La ética como práctica viva
Estos doce compromisos no forman una lista de verificación. Forman un marco vivo — cuyo valor no está en su perfección formal, sino en la manera en que cada persona se apropia de él y lo utiliza para orientarse en las situaciones concretas que encuentra.
Algunos compromisos serán más naturales para ciertas personas, más difíciles para otras — según las historias, los caracteres, los contextos culturales y las pruebas propias de cada uno. La carta no exige un progreso uniforme en todos los frentes simultáneamente. Exige una honestidad sobre lo que se trabaja, lo que resiste, y lo que progresa.
Lo que une estos doce compromisos es el hilo de la coherencia — la misma coherencia que está en el corazón de los tres principios, en el corazón del mecanismo del Vuelco, y en el corazón de lo que significa concretamente vivir la Sageocracia en el mundo tal como es hoy.

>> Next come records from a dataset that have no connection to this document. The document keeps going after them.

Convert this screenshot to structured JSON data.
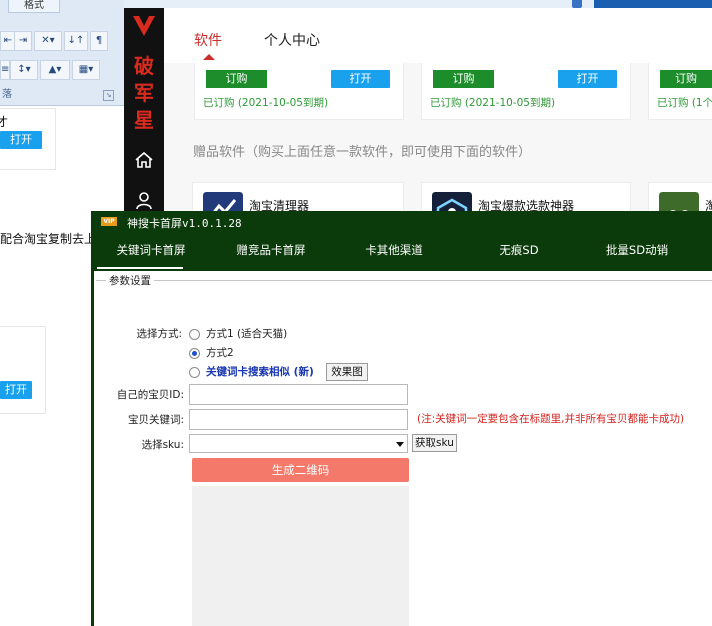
{
  "word_bg": {
    "ribbon_tab": "格式",
    "ribbon_group": "落",
    "doc_button_1": "打开",
    "doc_button_2": "打开",
    "doc_text": "配合淘宝复制去上",
    "doc_cursor_char": "才"
  },
  "app": {
    "logo_chars": [
      "破",
      "军",
      "星"
    ],
    "nav_tabs": [
      "软件",
      "个人中心"
    ],
    "subscribe_cards": [
      {
        "order_label": "订购",
        "open_label": "打开",
        "status": "已订购 (2021-10-05到期)"
      },
      {
        "order_label": "订购",
        "open_label": "打开",
        "status": "已订购 (2021-10-05到期)"
      },
      {
        "order_label": "订购",
        "status": "已订购 (1个"
      }
    ],
    "gift_heading": "赠品软件（购买上面任意一款软件，即可使用下面的软件）",
    "gift_apps": [
      {
        "name": "淘宝清理器"
      },
      {
        "name": "淘宝爆款选款神器"
      },
      {
        "name": "淘"
      }
    ]
  },
  "dialog": {
    "vip_badge": "VIP",
    "title": "神搜卡首屏v1.0.1.28",
    "tabs": [
      "关键词卡首屏",
      "赠竞品卡首屏",
      "卡其他渠道",
      "无痕SD",
      "批量SD动销"
    ],
    "active_tab": 0,
    "group_legend": "参数设置",
    "choose_method_label": "选择方式:",
    "options": [
      {
        "label": "方式1 (适合天猫)",
        "checked": false
      },
      {
        "label": "方式2",
        "checked": true
      },
      {
        "label": "关键词卡搜索相似 (新)",
        "checked": false
      }
    ],
    "effect_button": "效果图",
    "own_item_id_label": "自己的宝贝ID:",
    "own_item_id_value": "",
    "keyword_label": "宝贝关键词:",
    "keyword_value": "",
    "keyword_warning": "(注:关键词一定要包含在标题里,并非所有宝贝都能卡成功)",
    "sku_label": "选择sku:",
    "sku_value": "",
    "get_sku_button": "获取sku",
    "generate_button": "生成二维码"
  },
  "colors": {
    "dialog_bg": "#0b3a0b",
    "generate_button": "#f4796b",
    "warning_text": "#d2231f",
    "link_text": "#1836b0",
    "app_green_button": "#1c8d2a",
    "app_blue_button": "#1aa1ee",
    "brand_red": "#c9302c"
  }
}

La ética no es una gran decisión — son mil pequeñas elecciones repetidas.
Apartarse, reconocer, volver
La ética no se mide en un solo momento — se lee en la duración. Apartarse, reconocerlo, volver: este movimiento no es el fracaso de la práctica, es la práctica misma. Reconocer la propia incoherencia es ya un gesto de coherencia.
Cada Sageócrata, una demostración
La ética de un movimiento no se demuestra en sus textos. Se verifica en la calidad de presencia, de contribución y de coherencia de quienes lo componen. Cada Sageócrata que practica estos compromisos en su vida ordinaria es, concretamente, una demostración de la unicidad del proyecto — no por sus discursos, sino por sus actos.
Convertirse en Sageócrata es dejar de funcionar según lo que ya no es justo — sin esperar a que otro lo haga primero.
La inscripción no es un acto de fe. Es un acto de coherencia — el reconocimiento de que la ética no es una obligación impuesta por un movimiento, sino una dirección que uno elige cultivar porque ha comprendido que es la única manera de contribuir realmente a lo que dice querer ver en el mundo.